LEON LOWENSTEIN ACADEMIC BUILDING

Lowenstein Building facade. Credit: NYC Urbanism, 2017.

Lowenstein Building facade. Credit: NYC Urbanism, 2017.

Leon Lowenstein Academic Building, Fordham University
Date: 1969
Architect: Singerland & Booss    
Address: 113 West 60 Street
Use: Academic


Leon Lowenstein Academic Building. Credit: Museum of the City of New York, 1974.

Leon Lowenstein Academic Building. Credit: Museum of the City of New York, 1974.

Fordham University was part of the Lincoln Center urban renewal development in the 1960s. Fordham already had buildings spotted around Manhattan, but their central Rose Hill Campus was in the Bronx, lacking a solid presence in the center of the city. Fordham decided to consolidate the various Manhattan locations into the Lincoln Center campus, bringing in the firm Voorhees, Walker, Smith, Smith & Haines to design a masterplan for the superblock bounded by Amsterdam, Columbus, 60th, and 62nd. The plan called for multiple low-rise structures surrounding courtyards and a two-tiered campanile, making Fordham clearly visible from Lincoln Center. The only building in this plan that survived was the Law School (1962) along 62nd Street.

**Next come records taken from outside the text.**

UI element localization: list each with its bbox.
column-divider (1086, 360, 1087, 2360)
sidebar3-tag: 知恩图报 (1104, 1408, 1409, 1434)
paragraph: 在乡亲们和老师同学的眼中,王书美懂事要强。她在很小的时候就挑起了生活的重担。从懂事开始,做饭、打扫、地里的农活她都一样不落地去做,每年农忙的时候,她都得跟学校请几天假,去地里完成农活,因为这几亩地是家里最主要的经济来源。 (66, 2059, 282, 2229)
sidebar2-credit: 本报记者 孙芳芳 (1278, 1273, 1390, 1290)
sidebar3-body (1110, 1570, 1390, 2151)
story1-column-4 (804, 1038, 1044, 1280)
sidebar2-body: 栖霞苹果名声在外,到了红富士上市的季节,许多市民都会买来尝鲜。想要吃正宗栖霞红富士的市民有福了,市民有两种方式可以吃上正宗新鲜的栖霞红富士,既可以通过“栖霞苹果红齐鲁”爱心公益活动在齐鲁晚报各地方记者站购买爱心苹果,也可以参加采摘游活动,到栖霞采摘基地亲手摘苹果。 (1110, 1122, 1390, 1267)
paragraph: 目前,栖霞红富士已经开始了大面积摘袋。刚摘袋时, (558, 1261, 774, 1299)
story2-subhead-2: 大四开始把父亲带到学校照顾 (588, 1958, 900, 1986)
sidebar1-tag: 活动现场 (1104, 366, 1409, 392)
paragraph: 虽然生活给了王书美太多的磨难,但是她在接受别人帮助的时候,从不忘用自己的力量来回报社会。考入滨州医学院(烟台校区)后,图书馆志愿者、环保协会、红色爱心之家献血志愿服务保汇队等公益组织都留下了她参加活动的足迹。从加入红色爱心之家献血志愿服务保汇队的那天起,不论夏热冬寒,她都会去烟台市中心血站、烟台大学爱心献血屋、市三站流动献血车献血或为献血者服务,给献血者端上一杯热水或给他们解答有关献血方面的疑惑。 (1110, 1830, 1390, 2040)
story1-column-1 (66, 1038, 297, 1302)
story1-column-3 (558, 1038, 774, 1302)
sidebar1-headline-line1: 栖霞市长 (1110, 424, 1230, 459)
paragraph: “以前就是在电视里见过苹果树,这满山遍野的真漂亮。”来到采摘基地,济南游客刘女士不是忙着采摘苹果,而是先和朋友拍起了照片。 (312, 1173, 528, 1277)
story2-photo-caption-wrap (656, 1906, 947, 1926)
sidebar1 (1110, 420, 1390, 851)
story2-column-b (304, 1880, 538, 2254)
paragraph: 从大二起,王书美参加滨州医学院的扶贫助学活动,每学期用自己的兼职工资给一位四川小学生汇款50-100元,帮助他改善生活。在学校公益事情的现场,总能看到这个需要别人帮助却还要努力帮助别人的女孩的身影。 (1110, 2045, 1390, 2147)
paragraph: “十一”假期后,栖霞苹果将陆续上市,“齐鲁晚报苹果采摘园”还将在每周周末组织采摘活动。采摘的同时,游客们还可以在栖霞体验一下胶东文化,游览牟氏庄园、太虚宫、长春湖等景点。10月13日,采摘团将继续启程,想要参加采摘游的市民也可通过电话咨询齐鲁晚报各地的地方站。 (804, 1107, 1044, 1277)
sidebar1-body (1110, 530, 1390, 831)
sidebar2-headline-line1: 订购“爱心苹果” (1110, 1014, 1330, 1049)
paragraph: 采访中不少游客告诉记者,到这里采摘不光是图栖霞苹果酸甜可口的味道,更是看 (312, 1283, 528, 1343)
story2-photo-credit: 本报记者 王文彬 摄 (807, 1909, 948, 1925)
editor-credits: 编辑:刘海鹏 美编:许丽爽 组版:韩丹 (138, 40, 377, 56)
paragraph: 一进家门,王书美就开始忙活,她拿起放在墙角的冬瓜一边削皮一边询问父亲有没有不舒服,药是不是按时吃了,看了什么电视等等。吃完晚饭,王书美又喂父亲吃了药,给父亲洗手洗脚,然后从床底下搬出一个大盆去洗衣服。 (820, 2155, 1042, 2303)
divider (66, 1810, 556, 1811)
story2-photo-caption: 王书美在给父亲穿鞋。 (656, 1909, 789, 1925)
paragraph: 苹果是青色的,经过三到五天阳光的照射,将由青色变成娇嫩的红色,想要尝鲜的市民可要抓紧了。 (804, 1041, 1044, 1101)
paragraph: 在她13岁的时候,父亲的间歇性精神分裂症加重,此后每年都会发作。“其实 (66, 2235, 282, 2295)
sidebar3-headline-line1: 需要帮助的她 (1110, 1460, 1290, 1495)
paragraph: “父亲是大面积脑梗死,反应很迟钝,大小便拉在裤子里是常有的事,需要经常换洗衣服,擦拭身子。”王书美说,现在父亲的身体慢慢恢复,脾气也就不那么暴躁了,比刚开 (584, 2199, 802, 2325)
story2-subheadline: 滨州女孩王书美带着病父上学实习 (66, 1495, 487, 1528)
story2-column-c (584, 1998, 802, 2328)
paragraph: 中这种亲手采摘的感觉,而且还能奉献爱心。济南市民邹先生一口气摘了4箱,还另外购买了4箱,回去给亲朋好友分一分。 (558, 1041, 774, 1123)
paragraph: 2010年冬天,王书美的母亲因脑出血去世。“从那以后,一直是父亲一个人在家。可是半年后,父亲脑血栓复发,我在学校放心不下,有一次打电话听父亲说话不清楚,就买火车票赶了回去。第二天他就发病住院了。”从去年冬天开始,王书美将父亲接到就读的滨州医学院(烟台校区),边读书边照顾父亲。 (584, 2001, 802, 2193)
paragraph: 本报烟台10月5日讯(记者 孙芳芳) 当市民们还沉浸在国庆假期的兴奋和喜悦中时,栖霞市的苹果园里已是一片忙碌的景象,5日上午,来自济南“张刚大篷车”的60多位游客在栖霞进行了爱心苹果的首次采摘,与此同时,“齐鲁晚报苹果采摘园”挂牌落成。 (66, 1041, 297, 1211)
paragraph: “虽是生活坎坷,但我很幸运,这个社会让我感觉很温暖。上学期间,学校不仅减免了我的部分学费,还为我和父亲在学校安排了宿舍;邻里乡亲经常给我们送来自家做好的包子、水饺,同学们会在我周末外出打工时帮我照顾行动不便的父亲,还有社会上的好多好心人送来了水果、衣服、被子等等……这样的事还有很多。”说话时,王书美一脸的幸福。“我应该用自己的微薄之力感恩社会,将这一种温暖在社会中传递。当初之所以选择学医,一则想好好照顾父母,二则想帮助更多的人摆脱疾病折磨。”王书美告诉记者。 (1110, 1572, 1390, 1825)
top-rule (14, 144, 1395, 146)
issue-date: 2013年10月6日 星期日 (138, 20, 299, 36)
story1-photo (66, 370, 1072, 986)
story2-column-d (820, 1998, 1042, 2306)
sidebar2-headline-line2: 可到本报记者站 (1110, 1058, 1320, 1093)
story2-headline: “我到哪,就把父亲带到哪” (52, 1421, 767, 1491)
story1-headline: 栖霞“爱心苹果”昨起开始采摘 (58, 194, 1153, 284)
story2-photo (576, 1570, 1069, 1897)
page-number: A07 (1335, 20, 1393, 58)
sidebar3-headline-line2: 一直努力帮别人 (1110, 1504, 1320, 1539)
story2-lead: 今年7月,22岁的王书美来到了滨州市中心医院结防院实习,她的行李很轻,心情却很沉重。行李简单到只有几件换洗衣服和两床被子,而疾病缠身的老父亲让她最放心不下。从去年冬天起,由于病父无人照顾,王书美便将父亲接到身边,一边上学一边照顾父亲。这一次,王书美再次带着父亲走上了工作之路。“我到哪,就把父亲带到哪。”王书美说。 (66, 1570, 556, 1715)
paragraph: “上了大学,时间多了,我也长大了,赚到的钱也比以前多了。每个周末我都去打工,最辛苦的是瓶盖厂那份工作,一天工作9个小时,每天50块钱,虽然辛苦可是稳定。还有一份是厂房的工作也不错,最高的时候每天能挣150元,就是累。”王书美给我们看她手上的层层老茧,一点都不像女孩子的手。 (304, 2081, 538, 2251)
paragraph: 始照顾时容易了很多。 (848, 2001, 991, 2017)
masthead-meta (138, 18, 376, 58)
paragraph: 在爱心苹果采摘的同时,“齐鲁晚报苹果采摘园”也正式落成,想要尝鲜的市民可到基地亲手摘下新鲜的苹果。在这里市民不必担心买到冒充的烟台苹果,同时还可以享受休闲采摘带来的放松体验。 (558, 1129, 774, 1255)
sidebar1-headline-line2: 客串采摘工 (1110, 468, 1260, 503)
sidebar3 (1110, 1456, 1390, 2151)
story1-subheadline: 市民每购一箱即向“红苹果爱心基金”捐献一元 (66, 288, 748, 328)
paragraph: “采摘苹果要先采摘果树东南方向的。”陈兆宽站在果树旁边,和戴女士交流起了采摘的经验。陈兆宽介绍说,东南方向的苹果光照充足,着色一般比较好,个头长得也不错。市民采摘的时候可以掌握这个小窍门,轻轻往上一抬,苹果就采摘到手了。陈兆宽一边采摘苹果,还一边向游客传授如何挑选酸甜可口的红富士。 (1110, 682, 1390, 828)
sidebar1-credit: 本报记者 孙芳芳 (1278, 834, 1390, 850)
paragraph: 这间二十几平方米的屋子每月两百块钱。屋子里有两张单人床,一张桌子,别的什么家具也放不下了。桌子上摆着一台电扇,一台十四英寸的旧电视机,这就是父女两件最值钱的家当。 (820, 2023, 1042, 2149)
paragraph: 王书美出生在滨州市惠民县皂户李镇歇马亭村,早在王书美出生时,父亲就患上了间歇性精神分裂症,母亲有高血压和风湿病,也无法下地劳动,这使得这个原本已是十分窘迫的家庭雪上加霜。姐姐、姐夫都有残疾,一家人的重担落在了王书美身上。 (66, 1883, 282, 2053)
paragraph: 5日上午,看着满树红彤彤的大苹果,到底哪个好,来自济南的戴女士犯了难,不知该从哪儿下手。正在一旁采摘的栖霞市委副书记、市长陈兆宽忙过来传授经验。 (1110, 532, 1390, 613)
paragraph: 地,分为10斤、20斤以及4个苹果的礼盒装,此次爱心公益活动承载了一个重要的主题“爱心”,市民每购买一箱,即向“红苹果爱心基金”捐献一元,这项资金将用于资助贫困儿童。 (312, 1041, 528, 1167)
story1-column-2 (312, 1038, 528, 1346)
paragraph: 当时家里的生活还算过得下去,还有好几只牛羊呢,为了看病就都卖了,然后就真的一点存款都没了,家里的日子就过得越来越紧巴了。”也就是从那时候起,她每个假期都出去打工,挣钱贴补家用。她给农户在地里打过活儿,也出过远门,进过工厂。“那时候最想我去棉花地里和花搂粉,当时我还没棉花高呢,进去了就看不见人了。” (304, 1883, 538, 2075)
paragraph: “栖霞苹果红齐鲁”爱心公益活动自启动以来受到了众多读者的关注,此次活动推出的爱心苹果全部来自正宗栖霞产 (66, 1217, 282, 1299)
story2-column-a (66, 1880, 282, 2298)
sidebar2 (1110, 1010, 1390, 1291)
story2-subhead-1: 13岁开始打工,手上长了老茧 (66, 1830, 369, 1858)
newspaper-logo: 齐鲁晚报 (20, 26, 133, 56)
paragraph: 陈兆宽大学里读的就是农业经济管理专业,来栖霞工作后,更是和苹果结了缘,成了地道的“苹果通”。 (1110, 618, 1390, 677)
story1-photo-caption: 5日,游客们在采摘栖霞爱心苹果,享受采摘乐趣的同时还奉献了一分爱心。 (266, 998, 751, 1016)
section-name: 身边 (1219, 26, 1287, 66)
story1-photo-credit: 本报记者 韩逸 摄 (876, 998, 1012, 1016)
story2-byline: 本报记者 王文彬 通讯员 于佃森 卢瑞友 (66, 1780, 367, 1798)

The Leon Lowenstein Center was proposed in 1961 to house multiple academic departments including the School of Education, Social Services, Business, and the Liberal Arts College. Designed by Singerland & Boos, the large slab took the place of the campanile in making the campus visible, although less aesthetically appealing, from the surrounding neighborhood with help from an enormous elevated concrete podium. The podium supports the large Robert Moses Plaza that surrounded the Lowenstein Center and features a bust of the master planner, designed by sculptor Albino Manca. But from 60th Street, the podium is a blank concrete wall from the sidewalk. From Columbus Avenue the concrete wall continues, only to be separated from the sidewalk by a street-level parking lot.

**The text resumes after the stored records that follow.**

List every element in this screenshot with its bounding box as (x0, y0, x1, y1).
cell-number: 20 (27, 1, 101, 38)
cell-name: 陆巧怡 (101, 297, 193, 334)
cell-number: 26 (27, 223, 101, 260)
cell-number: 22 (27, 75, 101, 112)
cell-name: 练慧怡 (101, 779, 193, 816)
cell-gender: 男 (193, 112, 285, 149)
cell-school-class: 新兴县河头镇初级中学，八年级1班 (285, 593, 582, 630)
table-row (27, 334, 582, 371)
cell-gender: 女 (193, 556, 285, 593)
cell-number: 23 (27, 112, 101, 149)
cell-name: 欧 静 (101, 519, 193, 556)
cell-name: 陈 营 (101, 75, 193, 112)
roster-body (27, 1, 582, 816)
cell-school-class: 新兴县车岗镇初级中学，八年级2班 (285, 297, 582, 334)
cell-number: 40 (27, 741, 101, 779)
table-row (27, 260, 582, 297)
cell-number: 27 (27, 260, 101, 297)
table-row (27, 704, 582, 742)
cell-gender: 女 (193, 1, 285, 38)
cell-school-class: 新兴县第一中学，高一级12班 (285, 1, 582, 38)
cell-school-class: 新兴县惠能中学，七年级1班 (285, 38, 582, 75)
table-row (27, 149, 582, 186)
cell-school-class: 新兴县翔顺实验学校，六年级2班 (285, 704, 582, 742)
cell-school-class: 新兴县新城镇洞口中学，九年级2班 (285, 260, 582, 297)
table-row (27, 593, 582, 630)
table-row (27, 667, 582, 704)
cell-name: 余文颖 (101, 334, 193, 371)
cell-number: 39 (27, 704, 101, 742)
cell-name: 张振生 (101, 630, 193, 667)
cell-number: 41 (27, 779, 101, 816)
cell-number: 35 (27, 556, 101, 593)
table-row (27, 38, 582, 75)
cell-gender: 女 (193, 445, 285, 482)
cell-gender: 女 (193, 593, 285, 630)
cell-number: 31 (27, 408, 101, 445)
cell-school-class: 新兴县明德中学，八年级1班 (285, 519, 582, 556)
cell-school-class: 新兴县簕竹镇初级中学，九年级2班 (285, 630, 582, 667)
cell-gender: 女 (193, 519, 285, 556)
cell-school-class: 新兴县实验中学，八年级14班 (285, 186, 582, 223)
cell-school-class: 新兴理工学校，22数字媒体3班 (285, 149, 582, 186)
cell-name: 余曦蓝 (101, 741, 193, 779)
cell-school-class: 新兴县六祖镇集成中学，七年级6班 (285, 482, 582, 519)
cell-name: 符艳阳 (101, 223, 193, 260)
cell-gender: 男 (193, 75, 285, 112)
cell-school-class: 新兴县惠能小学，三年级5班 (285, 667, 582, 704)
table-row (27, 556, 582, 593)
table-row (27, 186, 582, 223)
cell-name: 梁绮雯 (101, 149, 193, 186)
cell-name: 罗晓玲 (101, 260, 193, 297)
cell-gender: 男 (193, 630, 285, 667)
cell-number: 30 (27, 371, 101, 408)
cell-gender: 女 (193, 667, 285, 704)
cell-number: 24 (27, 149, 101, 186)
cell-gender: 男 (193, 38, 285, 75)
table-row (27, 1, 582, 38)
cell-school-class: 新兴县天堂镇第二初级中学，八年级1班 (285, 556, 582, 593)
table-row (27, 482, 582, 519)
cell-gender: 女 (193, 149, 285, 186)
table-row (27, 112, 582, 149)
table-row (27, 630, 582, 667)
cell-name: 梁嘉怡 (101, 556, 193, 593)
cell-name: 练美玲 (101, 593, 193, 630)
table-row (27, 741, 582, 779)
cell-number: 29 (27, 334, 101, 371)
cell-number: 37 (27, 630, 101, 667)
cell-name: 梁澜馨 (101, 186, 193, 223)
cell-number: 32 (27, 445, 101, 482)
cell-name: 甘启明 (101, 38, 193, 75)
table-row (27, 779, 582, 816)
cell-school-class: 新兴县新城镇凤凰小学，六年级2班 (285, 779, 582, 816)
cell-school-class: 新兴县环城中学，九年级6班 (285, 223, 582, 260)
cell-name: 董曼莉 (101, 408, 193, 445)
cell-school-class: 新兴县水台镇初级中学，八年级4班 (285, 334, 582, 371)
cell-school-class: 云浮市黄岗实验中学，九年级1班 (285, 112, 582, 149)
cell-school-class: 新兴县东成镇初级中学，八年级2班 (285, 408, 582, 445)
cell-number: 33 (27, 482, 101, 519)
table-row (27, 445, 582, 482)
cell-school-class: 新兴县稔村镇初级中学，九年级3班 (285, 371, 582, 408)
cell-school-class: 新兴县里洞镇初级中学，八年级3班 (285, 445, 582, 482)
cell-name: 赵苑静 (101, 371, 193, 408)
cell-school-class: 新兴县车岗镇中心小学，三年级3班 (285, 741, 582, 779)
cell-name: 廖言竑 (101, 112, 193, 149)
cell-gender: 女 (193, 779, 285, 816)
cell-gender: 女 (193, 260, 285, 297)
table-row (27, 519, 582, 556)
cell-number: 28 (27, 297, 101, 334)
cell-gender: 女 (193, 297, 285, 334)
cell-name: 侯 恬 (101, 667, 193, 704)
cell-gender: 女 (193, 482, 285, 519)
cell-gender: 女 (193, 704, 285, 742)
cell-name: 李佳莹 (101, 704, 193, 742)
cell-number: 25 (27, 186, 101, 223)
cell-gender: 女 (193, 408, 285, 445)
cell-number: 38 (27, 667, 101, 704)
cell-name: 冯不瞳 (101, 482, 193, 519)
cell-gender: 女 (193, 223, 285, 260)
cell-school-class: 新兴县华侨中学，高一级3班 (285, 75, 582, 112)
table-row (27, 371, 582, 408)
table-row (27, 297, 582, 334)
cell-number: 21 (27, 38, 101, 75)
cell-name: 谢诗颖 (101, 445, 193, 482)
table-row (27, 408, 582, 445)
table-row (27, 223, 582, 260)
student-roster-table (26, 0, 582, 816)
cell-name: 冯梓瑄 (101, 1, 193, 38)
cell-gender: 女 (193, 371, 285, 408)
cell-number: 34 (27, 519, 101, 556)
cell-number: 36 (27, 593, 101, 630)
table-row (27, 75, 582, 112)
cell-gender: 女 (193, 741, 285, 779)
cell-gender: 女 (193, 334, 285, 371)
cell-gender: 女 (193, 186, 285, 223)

The Lowenstein Center is a narrow slab, a steel structure clad in precast-concrete with narrow vertical windows on the north and south sides. The east and west facades are windowless concrete walls, like that of the podium the building stood on.  The plaza atop the podium where the entrance to the Lowenstein Center is located is only accessible by a single flight of stairs on the corner of 60th and Columbus.